Reference period: The GSS Historical Database was created once based on the first twenty cycles of data (1985-2006).
- Society and community
Data sources and methodology
To be in the GSS Historical Database, a variable must be comparable (in definition, questionnaire flow, concept measurement, etc.) in at least two cycles of the General Social Survey. Variables that were found to be not comparable across years (because of changes in definitions, for example) have been excluded.
This methodology does not apply.
Data are collected from other Statistics Canada surveys and/or other sources.
The GSS Historical Database gathers together some 330,000 respondent records in twenty individual data sets with harmonized variable names and formats. All data come from the General Social Survey.
The GSS Historical Database has gone through a series of quality checks to make sure that the data conform with those originally published in all of the General Social Survey cycles. Historical trend analysis was conducted and when variables varied slightly in content, the categories were collapsed to make them compatible over time. All documentation was verified with existing cycle documentation to ensure consistency.
Statistics Canada is prohibited by law from releasing any information it collects which could identify any person, business, or organization, unless consent has been given by the respondent or as permitted by the Statistics Act. Various confidentiality rules are applied to all data that are released or published to prevent the publication or disclosure of any information deemed confidential. If necessary, data are suppressed to prevent direct or residual disclosure of identifiable data.
No public use microdata file will be produced for the GSS Historical Database.
Revisions and seasonal adjustment
This methodology does not apply to this survey.
Not all variables could be harmonized in the GSS Historical Database. In some cases, variables were collapsed in order to have consistency over time, however this meant that some detail could be lost.

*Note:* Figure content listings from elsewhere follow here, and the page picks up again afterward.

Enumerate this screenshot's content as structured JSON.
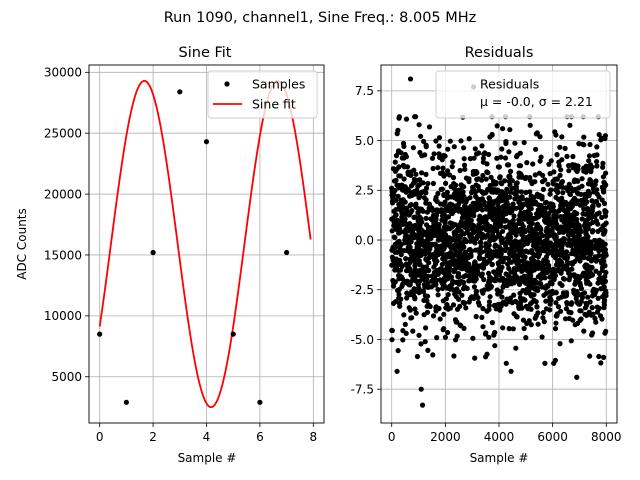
{
  "suptitle": "Run 1090, channel1, Sine Freq.: 8.005 MHz",
  "colors": {
    "samples": "#000000",
    "fit": "#ff0000",
    "residuals": "#000000",
    "grid": "#b0b0b0"
  },
  "chart_data": [
    {
      "type": "line",
      "title": "Sine Fit",
      "xlabel": "Sample #",
      "ylabel": "ADC Counts",
      "xlim": [
        -0.4,
        8.4
      ],
      "ylim": [
        1200,
        30600
      ],
      "xticks": [
        0,
        2,
        4,
        6,
        8
      ],
      "yticks": [
        5000,
        10000,
        15000,
        20000,
        25000,
        30000
      ],
      "grid": true,
      "legend_position": "top-right",
      "series": [
        {
          "name": "Samples",
          "style": "points",
          "x": [
            0,
            1,
            2,
            3,
            4,
            5,
            6,
            7
          ],
          "y": [
            8500,
            2900,
            15200,
            28400,
            24300,
            8500,
            2900,
            15200
          ]
        },
        {
          "name": "Sine fit",
          "style": "curve",
          "model": "offset + amplitude * sin(2*pi*f*x + phase)",
          "offset": 15900,
          "amplitude": 13400,
          "frequency_per_sample": 0.2,
          "phase": -0.53,
          "x_range": [
            0,
            7.9
          ]
        }
      ]
    },
    {
      "type": "scatter",
      "title": "Residuals",
      "xlabel": "Sample #",
      "ylabel": "",
      "xlim": [
        -400,
        8400
      ],
      "ylim": [
        -9.2,
        8.8
      ],
      "xticks": [
        0,
        2000,
        4000,
        6000,
        8000
      ],
      "yticks": [
        -7.5,
        -5.0,
        -2.5,
        0.0,
        2.5,
        5.0,
        7.5
      ],
      "grid": true,
      "legend_position": "top-right",
      "legend_label": "Residuals",
      "stats_label": "μ = -0.0, σ = 2.21",
      "series": [
        {
          "name": "Residuals",
          "n_points": 8000,
          "mean": 0.0,
          "std": 2.21,
          "x_range": [
            0,
            8000
          ],
          "extremes": [
            {
              "x": 700,
              "y": 8.1
            },
            {
              "x": 1150,
              "y": -8.3
            },
            {
              "x": 1100,
              "y": -7.5
            },
            {
              "x": 3050,
              "y": 7.7
            },
            {
              "x": 4450,
              "y": -6.6
            },
            {
              "x": 6900,
              "y": -6.9
            },
            {
              "x": 200,
              "y": -6.6
            },
            {
              "x": 7900,
              "y": -5.9
            },
            {
              "x": 7950,
              "y": 5.1
            }
          ]
        }
      ]
    }
  ]
}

Caution should be taken when pooling data because of the population changes over time (see the link "Considerations before Pooling Data from Two Different Cycles of the General Social Survey" in the "Documentation" section).
- The General Social Survey: An Overview
Last review : January 7, 2021
- Figure 1: Basic Data Model for GSS 20th Anniversary Historical Database
- Considerations before Pooling Data from Two Different Cycles of the General Social Survey
The General Social Survey Program has been gathering data for some time now in a series of independent annual household surveys. A rich collection of data now exists for social science and other researchers. One interesting potential tool is the integration of data across two or more cycles. This means using the data from two or more cycles to estimate quantities of interest. There are two ways of doing this (which, in general, give different answers). One is to compute separate estimates by cycle and combine them. Another way is by simply pooling the data sets from different cycles together and computing estimates using the pooled data. This document provides a brief description of situations when pooling is appropriate as well as some things to take into account for the researcher interested in pooling. Additionally, some basic, practical recipes are provided to aid the researcher in the integrating exercise.